We saw an uptick in headline inflation from 3.9% to 4% and a steadfast core inflation figure at 5.1%, which excludes volatile food and energy. Both were above estimates by 0.2%. The BOE believes cuts will happen this year, but they need to see data indicating inflation is under control, while currently it's going in the wrong direction. Upon the stronger than expected inflation print this morning, the market is drawing back bets of early interest rate cuts that were priced in at the end of last year. The most recent numbers are indicating the prediction of slightly stickier inflation, making it harder to get down to the 2% Bank of England target. This set of data indicated cuts in the first half of the year could be too optimistic.

17th January 2024

European inflation update

The inflation print release today for Europe headline inflation staying at 2.9%. This announcement was in line with consensus and demonstrates the difficulty of the final stages in getting inflation back to 2% targets. The European Central Bank President, Christine Lagarde, has signalled that interest rate cuts are more likely to come in summer rather than the market consensus of spring. At the World Economic Forum in Davos, Lagarde reemphasised that they have to keep the rates restrictive until they see signs that inflation is under control. Otherwise, the ECB risks inflation remaining above the 2% target or even climbing again, which would force more interest rate raises.

8th January 2024

US Nonfarm payrolls beat expectations

Labour activity picks up again as US job growth and wage gains surpass expectations. Unfortunately, this dashes all hope for an early interest rate cutting cycle as inflation is likely to remain sticky, and for longer.
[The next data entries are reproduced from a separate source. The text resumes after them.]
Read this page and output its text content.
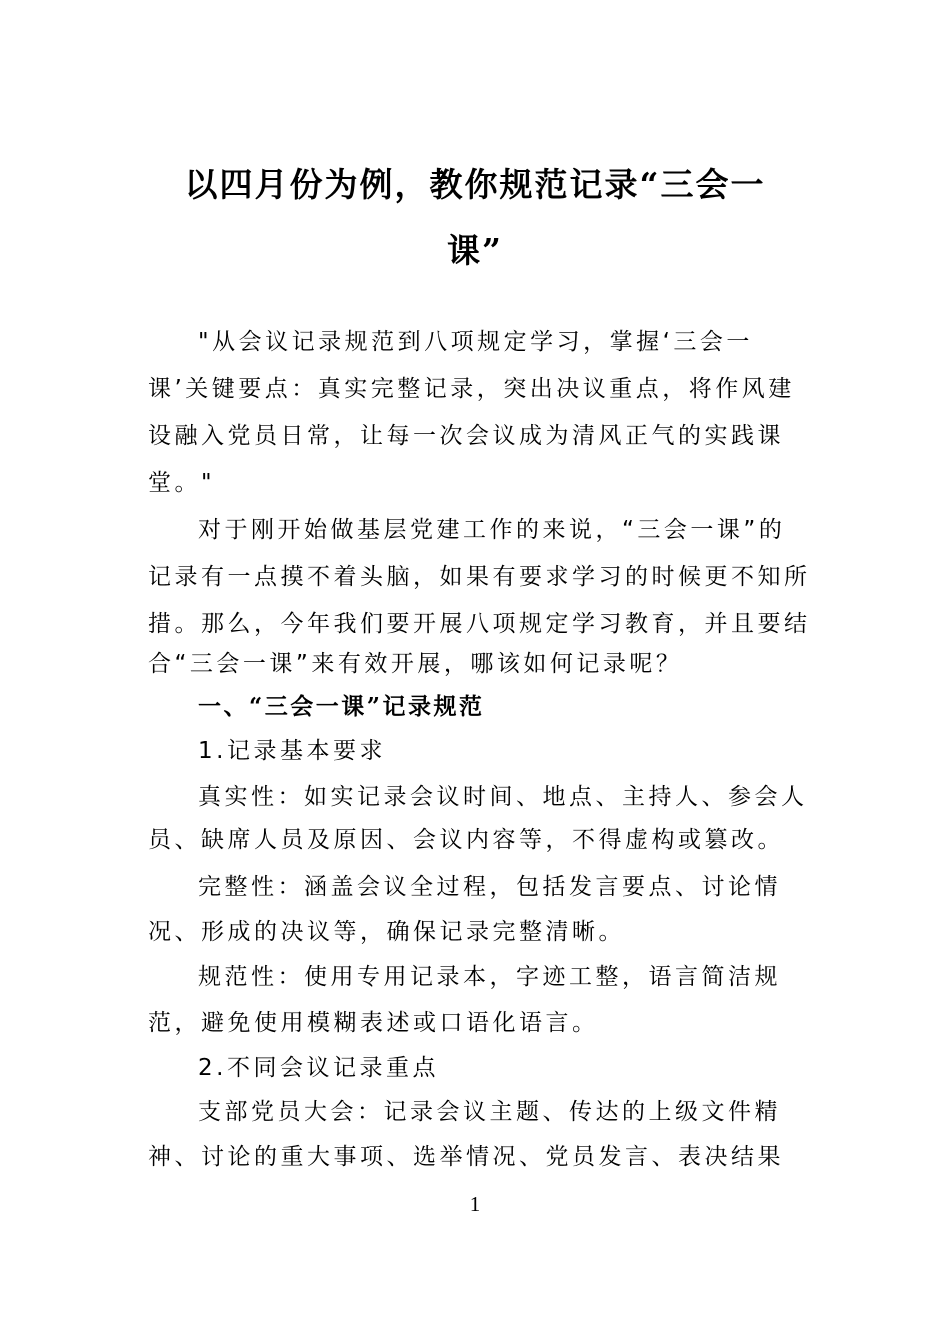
以四月份为例，教你规范记录“三会一
课”

"从会议记录规范到八项规定学习，掌握‘三会一

课’关键要点：真实完整记录，突出决议重点，将作风建

设融入党员日常，让每一次会议成为清风正气的实践课

堂。"

对于刚开始做基层党建工作的来说，“三会一课”的

记录有一点摸不着头脑，如果有要求学习的时候更不知所

措。那么，今年我们要开展八项规定学习教育，并且要结

合“三会一课”来有效开展，哪该如何记录呢？

一、“三会一课”记录规范

1.记录基本要求

真实性：如实记录会议时间、地点、主持人、参会人

员、缺席人员及原因、会议内容等，不得虚构或篡改。

完整性：涵盖会议全过程，包括发言要点、讨论情

况、形成的决议等，确保记录完整清晰。

规范性：使用专用记录本，字迹工整，语言简洁规

范，避免使用模糊表述或口语化语言。

2.不同会议记录重点

支部党员大会：记录会议主题、传达的上级文件精

神、讨论的重大事项、选举情况、党员发言、表决结果

1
Nonfarm payrolls rose to 216,000 in December vs an expected 175,000, whilst hourly earnings increased by 0.4% from a month earlier. The unemployment rate held tight at 3.7%. The labour market remains to be key input into the inflationary outlook, and whilst this is a headwind, it also reflects the resilience of the US labour market driven by economic growth and consumer spending. This helps feed into the soft-landing narrative, largely anticipated by markets. Investors can only now hope for a disconnect between labour market activity and inflation, in order to pave the way for Fed to cut rates whilst remaining confident that inflation will continue to moderate.